Dataset¶

Vortex files implement the Arrow Dataset interface permitting efficient use of a Vortex file within query engines like DuckDB and Polars. In particular, Vortex will read data proportional to the number of rows passing a filter condition and the number of columns in a selection. For most Vortex encodings, this property holds true even when the filter condition specifies a single row.

`VortexDataset`	Read Vortex files with row filter and column selection pushdown.
`VortexScanner`	A PyArrow Dataset Scanner that reads from a Vortex Array.
`VortexFragment`	Fragment of data from a `VortexDataset`.

final class vortex.dataset.VortexDataset(dataset: VortexDataset, *, filters: list[Expr] | None = None)¶

Read Vortex files with row filter and column selection pushdown.

This class implements the pyarrow.dataset.Dataset interface which enables its use with Polars, DuckDB, Pandas and others.

count_rows(filter: Expression | Expr | None = None, batch_size: int | None = None, batch_readahead: int | None = None, fragment_readahead: int | None = None, fragment_scan_options: FragmentScanOptions | None = None, use_threads: bool | None = None, cache_metadata: bool | None = None, memory_pool: MemoryPool | None = None, _row_range: tuple[int, int] | None = None) → int¶: Count the number of rows in this dataset.

filter(expression: Expression | Expr) → VortexDataset¶

A new Dataset with a filter condition applied.

Successively calling this method conjuncts all the filter expressions together.

get_fragments(filter: Expression | Expr | None = None) → Iterator[VortexFragment]¶: A fragment for each file in the Dataset.

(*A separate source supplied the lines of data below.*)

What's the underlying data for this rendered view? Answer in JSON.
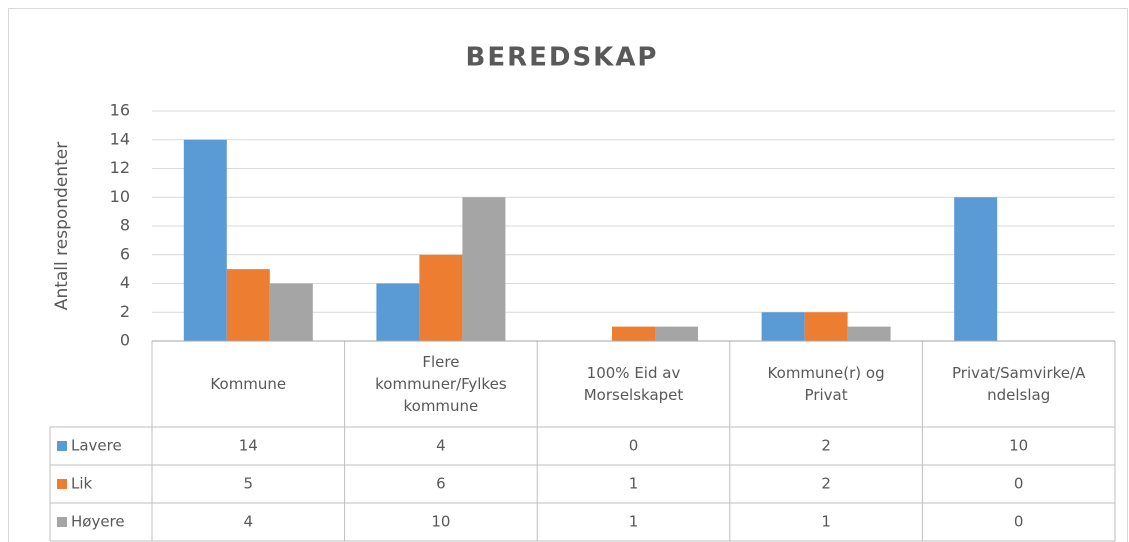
{
  "chart_data": {
    "type": "bar",
    "title": "BEREDSKAP",
    "y_label": "Antall respondenter",
    "categories": [
      "Kommune",
      "Flere kommuner/Fylkeskommune",
      "100% Eid av Morselskapet",
      "Kommune(r) og Privat",
      "Privat/Samvirke/Andelslag"
    ],
    "series": [
      {
        "name": "Lavere",
        "color": "#5b9bd5",
        "values": [
          14,
          4,
          0,
          2,
          10
        ]
      },
      {
        "name": "Lik",
        "color": "#ed7d31",
        "values": [
          5,
          6,
          1,
          2,
          0
        ]
      },
      {
        "name": "Høyere",
        "color": "#a5a5a5",
        "values": [
          4,
          10,
          1,
          1,
          0
        ]
      }
    ],
    "ylim": [
      0,
      16
    ],
    "yticks": [
      0,
      2,
      4,
      6,
      8,
      10,
      12,
      14,
      16
    ],
    "grid": true,
    "data_table": true
  }
}
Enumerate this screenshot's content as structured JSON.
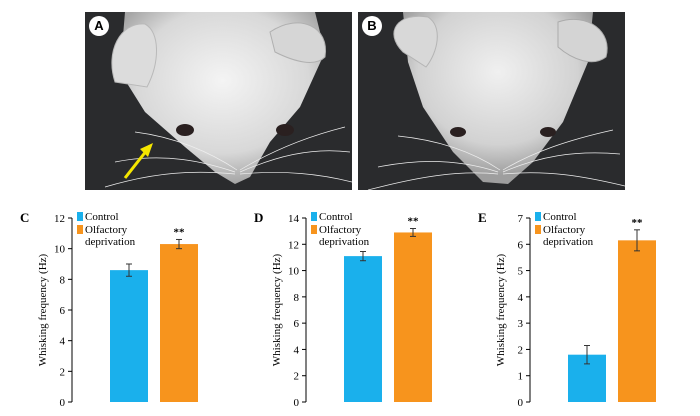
{
  "photos": [
    {
      "id": "A",
      "label": "A",
      "arrow": true
    },
    {
      "id": "B",
      "label": "B",
      "arrow": false
    }
  ],
  "colors": {
    "control": "#1ab0ec",
    "deprivation": "#f7941d",
    "arrow": "#f5e600",
    "photo_bg": "#2a2b2d"
  },
  "chart_data": [
    {
      "panel": "C",
      "type": "bar",
      "ylabel": "Whisking frequency (Hz)",
      "ylim": [
        0,
        12
      ],
      "yticks": [
        0,
        2,
        4,
        6,
        8,
        10,
        12
      ],
      "legend": [
        "Control",
        "Olfactory deprivation"
      ],
      "legend_lines": [
        "Control",
        "Olfactory",
        "deprivation"
      ],
      "series": [
        {
          "name": "Control",
          "value": 8.6,
          "error": 0.4
        },
        {
          "name": "Olfactory deprivation",
          "value": 10.3,
          "error": 0.3
        }
      ],
      "significance": "**"
    },
    {
      "panel": "D",
      "type": "bar",
      "ylabel": "Whisking frequency (Hz)",
      "ylim": [
        0,
        14
      ],
      "yticks": [
        0,
        2,
        4,
        6,
        8,
        10,
        12,
        14
      ],
      "legend": [
        "Control",
        "Olfactory deprivation"
      ],
      "legend_lines": [
        "Control",
        "Olfactory",
        "deprivation"
      ],
      "series": [
        {
          "name": "Control",
          "value": 11.1,
          "error": 0.35
        },
        {
          "name": "Olfactory deprivation",
          "value": 12.9,
          "error": 0.3
        }
      ],
      "significance": "**"
    },
    {
      "panel": "E",
      "type": "bar",
      "ylabel": "Whisking frequency (Hz)",
      "ylim": [
        0,
        7
      ],
      "yticks": [
        0,
        1,
        2,
        3,
        4,
        5,
        6,
        7
      ],
      "legend": [
        "Control",
        "Olfactory deprivation"
      ],
      "legend_lines": [
        "Control",
        "Olfactory",
        "deprivation"
      ],
      "series": [
        {
          "name": "Control",
          "value": 1.8,
          "error": 0.35
        },
        {
          "name": "Olfactory deprivation",
          "value": 6.15,
          "error": 0.4
        }
      ],
      "significance": "**"
    }
  ]
}
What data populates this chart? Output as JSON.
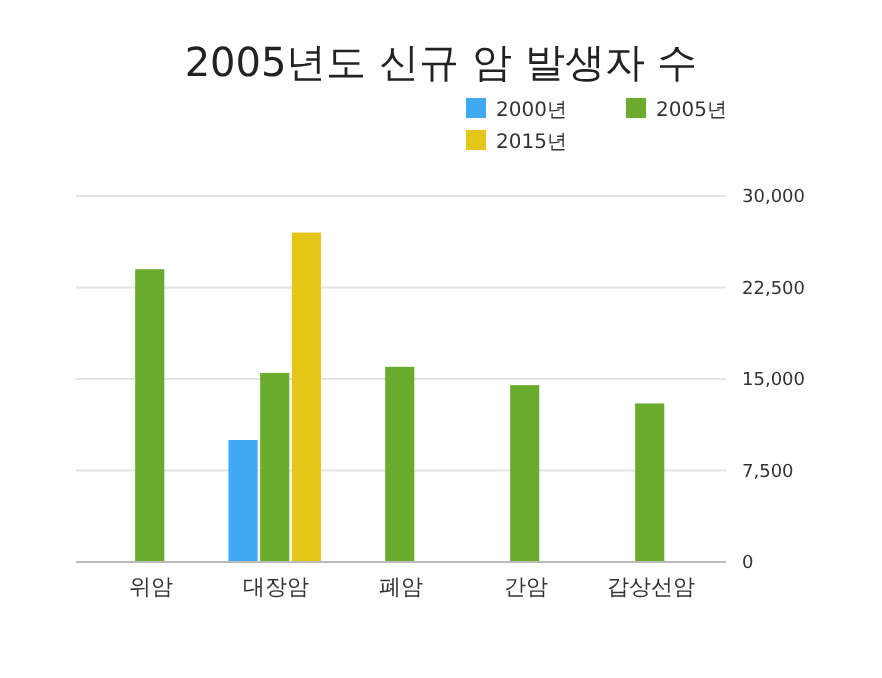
{
  "chart_data": {
    "type": "bar",
    "title": "2005년도 신규 암 발생자 수",
    "categories": [
      "위암",
      "대장암",
      "폐암",
      "간암",
      "갑상선암"
    ],
    "series": [
      {
        "name": "2000년",
        "color": "#3fa9f5",
        "values": [
          null,
          10000,
          null,
          null,
          null
        ]
      },
      {
        "name": "2005년",
        "color": "#6aab2e",
        "values": [
          24000,
          15500,
          16000,
          14500,
          13000
        ]
      },
      {
        "name": "2015년",
        "color": "#e6c619",
        "values": [
          null,
          27000,
          null,
          null,
          null
        ]
      }
    ],
    "ylim": [
      0,
      30000
    ],
    "yticks": [
      0,
      {
        "value": 7500,
        "label": "7,500"
      },
      {
        "value": 15000,
        "label": "15,000"
      },
      {
        "value": 22500,
        "label": "22,500"
      },
      {
        "value": 30000,
        "label": "30,000"
      }
    ],
    "grid": "y",
    "legend": "top right"
  }
}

Load the first num_rows of the dataset.

Parameters:

num_rows (int) – The number of rows to load.
columns (list of str) – The columns to keep, identified by name.
filter (pyarrow.dataset.Expression) – Keep only rows for which this expression evaluates to True. Any rows for which this expression evaluates to Null is removed.
batch_size (int) – The maximum number of rows per batch.
batch_readahead (int) – Not implemented.
fragment_readahead (int) – Not implemented.
fragment_scan_options (pyarrow.dataset.FragmentScanOptions) – Not implemented.
use_threads (bool) – Not implemented.
memory_pool (pyarrow.MemoryPool | None) – Not implemented.

Returns:

table

Return type:

pyarrow.Table

join(right_dataset: Dataset, keys: str | list[str], right_keys: str | list[str] | None = None, join_type: str = 'left outer', left_suffix: str | None = None, right_suffix: str | None = None, coalesce_keys: bool = True, use_threads: bool = True) → InMemoryDataset¶: Not implemented.

join_asof(right_dataset: Dataset, on: str, by: str | list[str], tolerance: int, right_on: str | list[str] | None = None, right_by: str | list[str] | None = None) → InMemoryDataset¶: Not implemented.

replace_schema(schema: Schema) → None¶: Not implemented.

Construct a pyarrow.dataset.Scanner.

Parameters:

columns (list of str) – The columns to keep, identified by name.
filter (pyarrow.dataset.Expression) – Keep only rows for which this expression evaluates to True. Any rows for which this expression evaluates to Null is removed.
batch_size (int) – The maximum number of rows per batch.
batch_readahead (int) – Not implemented.
fragment_readahead (int) – Not implemented.
fragment_scan_options (pyarrow.dataset.FragmentScanOptions) – Not implemented.
use_threads (bool) – Not implemented.
memory_pool (pyarrow.MemoryPool | None) – Not implemented.

Returns:

table

Return type:

pyarrow.Table

property schema: Schema¶: The common schema of the full Dataset

sort_by(sorting: str | list[tuple[str, str]], **kwargs) → InMemoryDataset¶: Not implemented.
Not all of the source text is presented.